19.11.13 19:04, Geissler de
Hoppla, "beipflichten" ist auch seltener. Also, das bedeutet "zustimmen".

19.11.13 20:49
An Etymologin Birgit: bitte den Zusammenhang zwischen beramme und (an)beraumen darstellen.

19.11.13 21:33
Im Zusammenhang mit dem Beitrag von 15:15 habe ich noch eine Frage (vor allem an Geissler):

Ich habe das Wort "Sprachumlauf" noch nie gehört, und im Duden ist es auch nicht zu finden. Die vereinzelten Google-Treffer, die es dafür gibt (23), lassen mich vermuten, daß es sich bei "Sprachumlauf" um eine Kontamination des Wortes "Sprachgebrauch" mit der Wendung "etwas in Umlauf bringen" handelt. Aber vielleicht irre ich mich ja, und "Sprachumlauf" ist ein gültiges deutsches Wort, etwa ein Fachterminus aus der Linguistik?

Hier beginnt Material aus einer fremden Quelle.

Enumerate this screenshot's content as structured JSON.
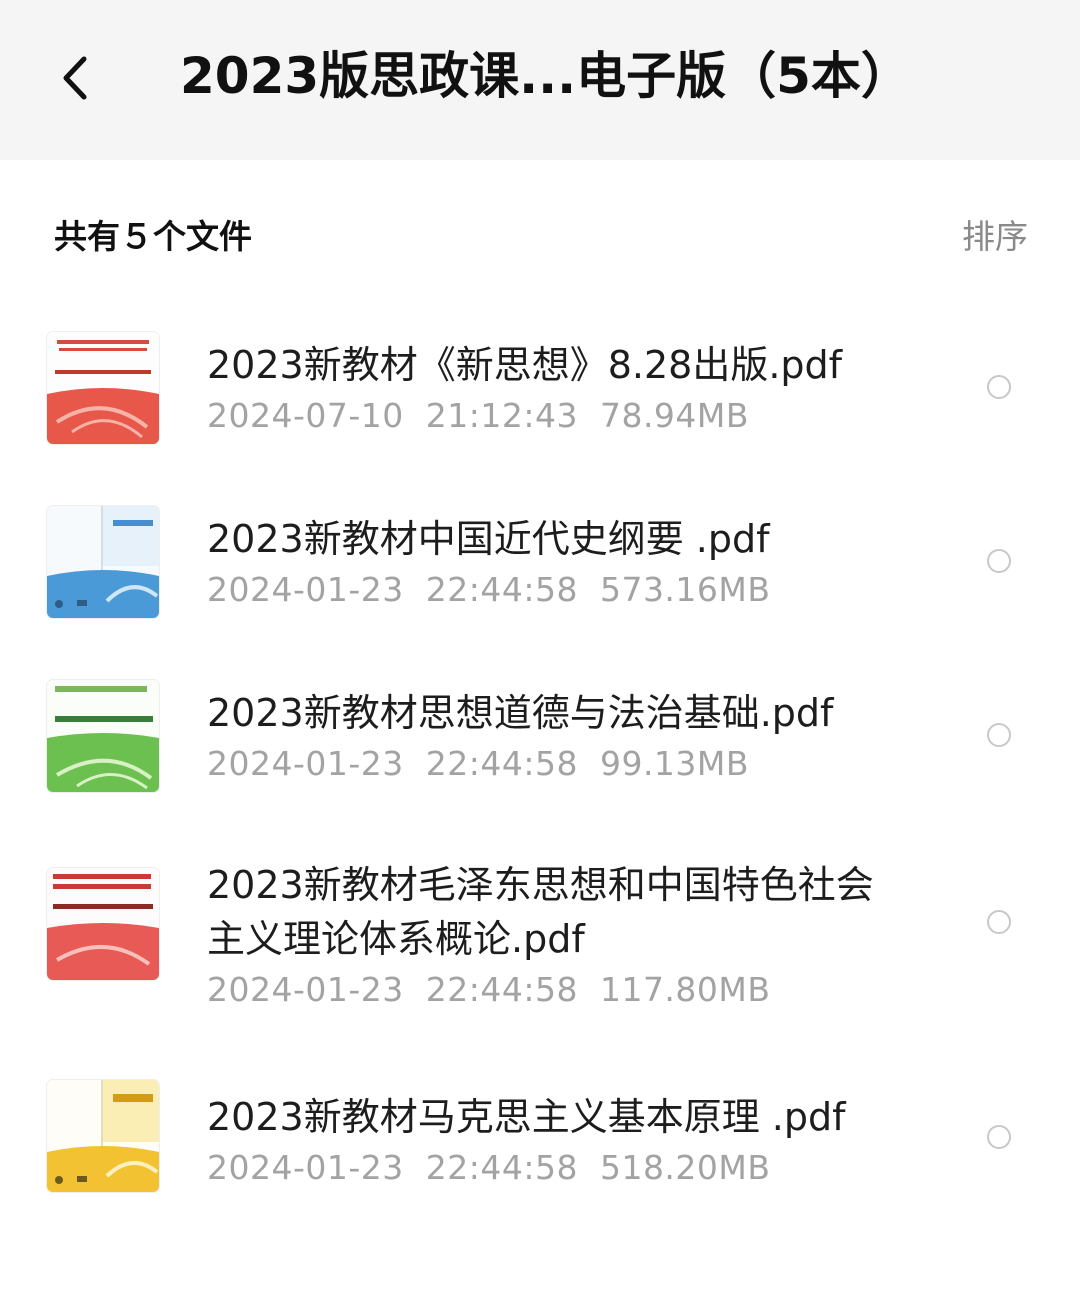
{
  "header": {
    "title": "2023版思政课...电子版（5本）"
  },
  "toolbar": {
    "count_label": "共有５个文件",
    "sort_label": "排序"
  },
  "files": [
    {
      "name": "2023新教材《新思想》8.28出版.pdf",
      "meta": "2024-07-10  21:12:43  78.94MB",
      "thumb_color": "#e8584a"
    },
    {
      "name": "2023新教材中国近代史纲要 .pdf",
      "meta": "2024-01-23  22:44:58  573.16MB",
      "thumb_color": "#4a9ad8"
    },
    {
      "name": "2023新教材思想道德与法治基础.pdf",
      "meta": "2024-01-23  22:44:58  99.13MB",
      "thumb_color": "#6cc050"
    },
    {
      "name": "2023新教材毛泽东思想和中国特色社会主义理论体系概论.pdf",
      "meta": "2024-01-23  22:44:58  117.80MB",
      "thumb_color": "#e85a55"
    },
    {
      "name": "2023新教材马克思主义基本原理 .pdf",
      "meta": "2024-01-23  22:44:58  518.20MB",
      "thumb_color": "#f2c233"
    }
  ]
}
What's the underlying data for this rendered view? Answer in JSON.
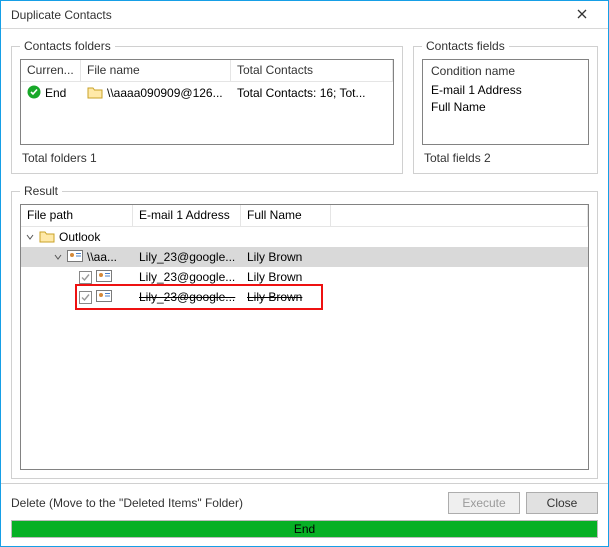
{
  "window": {
    "title": "Duplicate Contacts"
  },
  "folders": {
    "legend": "Contacts folders",
    "cols": {
      "c0": "Curren...",
      "c1": "File name",
      "c2": "Total Contacts"
    },
    "row": {
      "status": "End",
      "filename": "\\\\aaaa090909@126...",
      "totals": "Total Contacts: 16; Tot..."
    },
    "summary": "Total folders  1"
  },
  "fields": {
    "legend": "Contacts fields",
    "header": "Condition name",
    "items": {
      "i0": "E-mail 1 Address",
      "i1": "Full Name"
    },
    "summary": "Total fields  2"
  },
  "result": {
    "legend": "Result",
    "cols": {
      "c0": "File path",
      "c1": "E-mail 1 Address",
      "c2": "Full Name"
    },
    "rootLabel": "Outlook",
    "subLabel": "\\\\aa...",
    "rows": [
      {
        "email": "Lily_23@google...",
        "name": "Lily Brown"
      },
      {
        "email": "Lily_23@google...",
        "name": "Lily Brown"
      },
      {
        "email": "Lily_23@google...",
        "name": "Lily Brown"
      }
    ]
  },
  "footer": {
    "action": "Delete (Move to the \"Deleted Items\" Folder)",
    "execute": "Execute",
    "close": "Close",
    "progressText": "End",
    "progressPct": 100
  }
}
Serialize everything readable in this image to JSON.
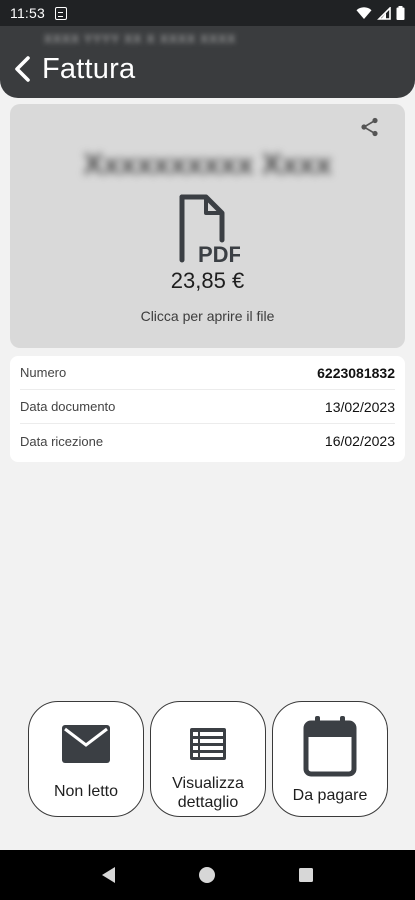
{
  "status_bar": {
    "time": "11:53",
    "icons": [
      "sim-icon",
      "wifi-icon",
      "signal-icon",
      "battery-icon"
    ]
  },
  "header": {
    "subtitle": "XXXX YYYY XX X XXXX XXXX",
    "title": "Fattura",
    "back_icon": "chevron-left-icon"
  },
  "document": {
    "company": "Xxxxxxxxxx Xxxx",
    "file_type": "PDF",
    "amount": "23,85 €",
    "hint": "Clicca per aprire il file",
    "share_icon": "share-icon"
  },
  "details": [
    {
      "label": "Numero",
      "value": "6223081832"
    },
    {
      "label": "Data documento",
      "value": "13/02/2023"
    },
    {
      "label": "Data ricezione",
      "value": "16/02/2023"
    }
  ],
  "actions": [
    {
      "label": "Non letto",
      "icon": "envelope-icon"
    },
    {
      "label": "Visualizza dettaglio",
      "icon": "list-icon"
    },
    {
      "label": "Da pagare",
      "icon": "calendar-icon"
    }
  ],
  "colors": {
    "header_bg": "#3a3c3e",
    "status_bg": "#202224",
    "page_bg": "#f2f2f2",
    "card_bg": "#d9d9d9",
    "icon_dark": "#3b3f44"
  }
}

Ich würde mich freuen, wenn Ihr meine Wissenslücke schließen könntet.

Herzliche Grüße
Birgit

(PS an 20:49: Die Wörter "beramme" und "(an)beraumen" leiten sich beide von althochdeutsch rāmēn "worauf zielen, beabsichtigen" (9. Jh.) bzw. mittelhochdeutsch (mhd.) und mittelniederdeutsch rāmen "streben, trachten" ab. Mhd. rāmen entwickelt die Präfixbildung mhd. berāmen, neuhochdeutsch berahmen = "festsetzen". Die Erweiterung anberahmen findet sich im 16. Jh. Mundartliche Wandlung des -ā- in -au-, gefördert durch Angleichung (in der Kanzleisprache?) an "Raum", bildet daneben beraumen und anberaumen (16. Jh.), die mit den voraufgehenden Formen konkurrieren. Im 17. Jh. wird berahmen, im 19. Jh. anberahmen und beraumen allmählich aufgegeben.)

20.11.13 09:22, Steffen Alexander de
Kann man tillyse mit ankündigen oder bekanntgeben übersetzen? Das könnte man eine Pressekonferenz ja auch. Oder ist tillyse nur anberaumen einberufen?
Nach meinem Sprachgefühl ist übrigens anberaumen ein ganz normales, wenn auch vielleicht seltenes, aber kein totes Wort.